As a first step, the IT shop should assess application compatibility – and soon. That won't be easy, as there are more than five million Win32 applications in businesses; the average large company has over 2,000. And 90% of those applications are line-of-business tools often owned and funded by the business unit – not the IT department.
"IT has a change management and cat herding exercise in getting the applications migrated to UEM because of these," McQuire said. "The biggest pitfalls to avoid are the change management issues, so ensure you have a partner who can help with all the elements of the migration to UEM across desktop and mobile."
Currently, legacy apps and the desktop environment have been the biggest impacts on UEM rollouts. "In some cases, we have seen 75% of the cost of UEM projects owing to change management. This is a big people-and-processes challenge as opposed to technology," McQuire said.
Enterprise desktop operations often use client management tools, and IT people have built their careers on those legacy tools, such as Microsoft's ConfigMgr [System Center Configuration Manager] tool, which just is now 25 years old.
The prospect of throwing all that out and replacing it with UEM has many IT teams in a panic, Silva explained.
IT workers are worried about job security because they haven't been cross-trained on UEM tools. Thus, many of them are pushing back, saying the UEM tools aren't robust enough to manage critical assets.
"So, there's political push back, a skills gap and a general distrust of the new technology that the CIO and head of desktop operations have to cut through," Silva said. "When I talk to clients now, they're doing that now – but they're having a hard time showing them ...the future and getting them on board."
Proceed with deliberate speed (don't rush)
While it is imperative to think about UEM, build a timeline for the move and start getting familar with the tools, companies are not yet up against a wall.
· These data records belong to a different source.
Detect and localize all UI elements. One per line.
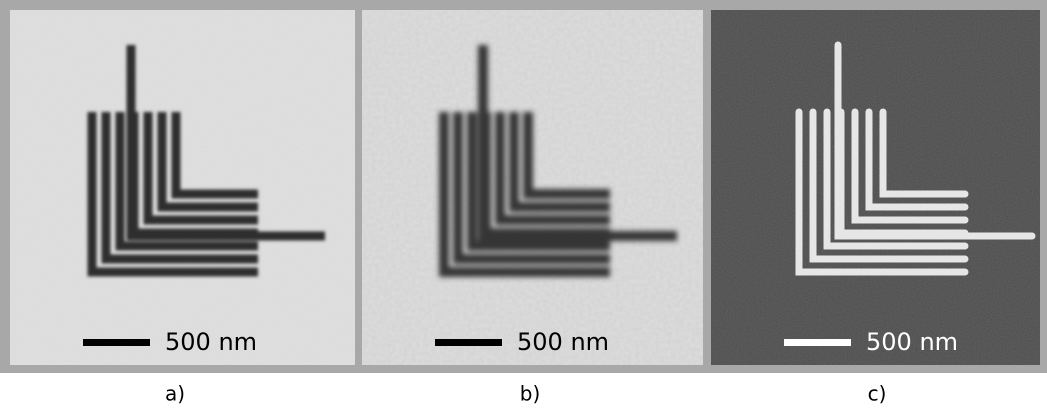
l-line [509, 112, 610, 212]
scale-bar [784, 339, 851, 346]
l-line [823, 108, 969, 250]
caption: a) [165, 382, 185, 406]
panel: 500 nm a) [10, 10, 355, 406]
caption: b) [520, 382, 541, 406]
l-line [171, 112, 258, 199]
scale-bar [83, 339, 150, 346]
panel-texture [10, 10, 355, 365]
long-line [478, 45, 677, 241]
l-line [87, 112, 258, 277]
l-line [101, 112, 258, 264]
scale-label: 500 nm [517, 328, 609, 356]
scale-label: 500 nm [866, 328, 958, 356]
l-line [439, 112, 610, 277]
panel: 500 nm c) [711, 10, 1040, 406]
long-line [126, 45, 325, 241]
l-line [809, 108, 969, 263]
l-line [865, 108, 969, 211]
l-line [453, 112, 610, 264]
panel: 500 nm b) [362, 10, 703, 406]
l-line [879, 108, 969, 198]
nanostructure [795, 41, 1036, 276]
l-line [495, 112, 610, 225]
l-line [467, 112, 610, 251]
scale-bar [435, 339, 502, 346]
l-line [523, 112, 610, 199]
l-line [795, 108, 969, 276]
l-line [115, 112, 258, 251]
l-line [157, 112, 258, 212]
caption: c) [868, 382, 887, 406]
scale-label: 500 nm [165, 328, 257, 356]
panel-texture [711, 10, 1040, 365]
nanostructure [439, 45, 677, 277]
long-line [834, 41, 1036, 240]
l-line [143, 112, 258, 225]
l-line [851, 108, 969, 224]
nanostructure [87, 45, 325, 277]
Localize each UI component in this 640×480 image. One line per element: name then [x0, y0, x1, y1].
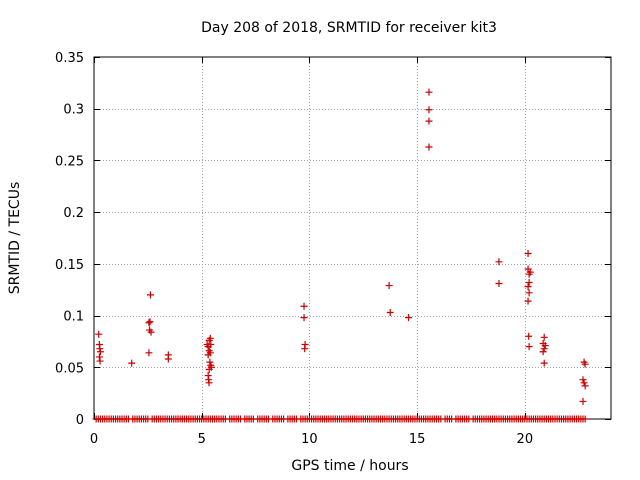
tick-labels: 0 5 10 15 20 0 0.05 0.1 0.15 0.2 0.25 0.3 0.35 [55, 51, 533, 447]
data-point [495, 258, 503, 266]
data-point [146, 318, 154, 326]
data-point [95, 330, 103, 338]
data-point [206, 349, 214, 357]
data-point [540, 345, 548, 353]
data-point [524, 297, 532, 305]
data-point [525, 278, 533, 286]
data-point [425, 88, 433, 96]
data-point [385, 282, 393, 290]
y-tick-label: 0.35 [55, 51, 84, 66]
data-point [205, 365, 213, 373]
data-point [405, 314, 413, 322]
data-point [206, 334, 214, 342]
data-point [301, 345, 309, 353]
data-point [581, 415, 589, 423]
data-point [540, 333, 548, 341]
data-point [526, 268, 534, 276]
x-tick-label: 0 [90, 432, 98, 447]
data-point [207, 341, 215, 349]
data-point [300, 302, 308, 310]
y-tick-label: 0.05 [55, 361, 84, 376]
y-tick-label: 0.2 [63, 206, 84, 221]
data-point [541, 342, 549, 350]
data-point [580, 379, 588, 387]
data-point [425, 117, 433, 125]
data-point [145, 349, 153, 357]
data-point [206, 358, 214, 366]
data-point [205, 379, 213, 387]
data-point [164, 355, 172, 363]
data-point [146, 291, 154, 299]
y-tick-label: 0.25 [55, 154, 84, 169]
data-point [524, 250, 532, 258]
y-tick-label: 0.3 [63, 103, 84, 118]
data-point [95, 353, 103, 361]
y-tick-label: 0.15 [55, 258, 84, 273]
data-point [525, 332, 533, 340]
data-point [495, 280, 503, 288]
data-point [145, 319, 153, 327]
data-point [96, 348, 104, 356]
x-tick-label: 15 [409, 432, 426, 447]
data-point [539, 348, 547, 356]
data-point [525, 343, 533, 351]
data-point [147, 328, 155, 336]
data-point [425, 106, 433, 114]
x-tick-label: 10 [301, 432, 318, 447]
data-point [425, 143, 433, 151]
data-point [96, 345, 104, 353]
data-point [525, 289, 533, 297]
grid [94, 57, 611, 419]
data-point [581, 360, 589, 368]
data-point [128, 359, 136, 367]
chart-title: Day 208 of 2018, SRMTID for receiver kit… [201, 20, 497, 36]
x-tick-label: 20 [517, 432, 534, 447]
data-point [386, 308, 394, 316]
data-point [96, 357, 104, 365]
data-point [300, 314, 308, 322]
data-point [524, 283, 532, 291]
data-points [92, 88, 589, 423]
y-tick-label: 0 [76, 413, 84, 428]
y-axis-label: SRMTID / TECUs [7, 182, 23, 295]
y-tick-label: 0.1 [63, 310, 84, 325]
data-point [540, 359, 548, 367]
x-tick-label: 5 [198, 432, 206, 447]
x-axis-label: GPS time / hours [291, 458, 408, 474]
data-point [579, 397, 587, 405]
data-point [581, 382, 589, 390]
data-point [579, 376, 587, 384]
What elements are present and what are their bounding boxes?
You don't have to jump on UEM for another three or more years, Silva said.
The sheer complexity of doing an app refresh, and the arduous task and cost of retraining staff or even bringing in people with newer skills, will eat up any potential savings from the efficiency that UEM will bring in, according to Silva. "So, there's upside [to UEM], but not enough upside that this is an imperative they need to do right now," he said.
And, it's likely you already have some UEM tools at your disposal to pilot.
Microsoft has consolidated its Enterprise Mobility + Security (EMS) suite of products under its Azure portal, combining its Intune mobile application management tools and its Azure Active Directory (AD) and Information Protection under a single console.
So, if you buy Microsoft's EMS package, you're already getting a full client management tools to continue using right alongside Intune.
And just last month, Microsoft announced it's moving from an 18-month support window for versions of Windows 10 to a 30-month support window. In essence, IT shops were just given an additional year of breathing room to test and deploy the next version of Windows.
"So, I don't think that will have a huge impact where people will just back off UEM, but they were scrambling to get to UEM and get everything under an 18-month cycle," Silva said. "Now, that they don't have that urgency, they can push their goal of getting all end points under UEM to 2019 or even 2020."
That said, 2020 isn't that far away.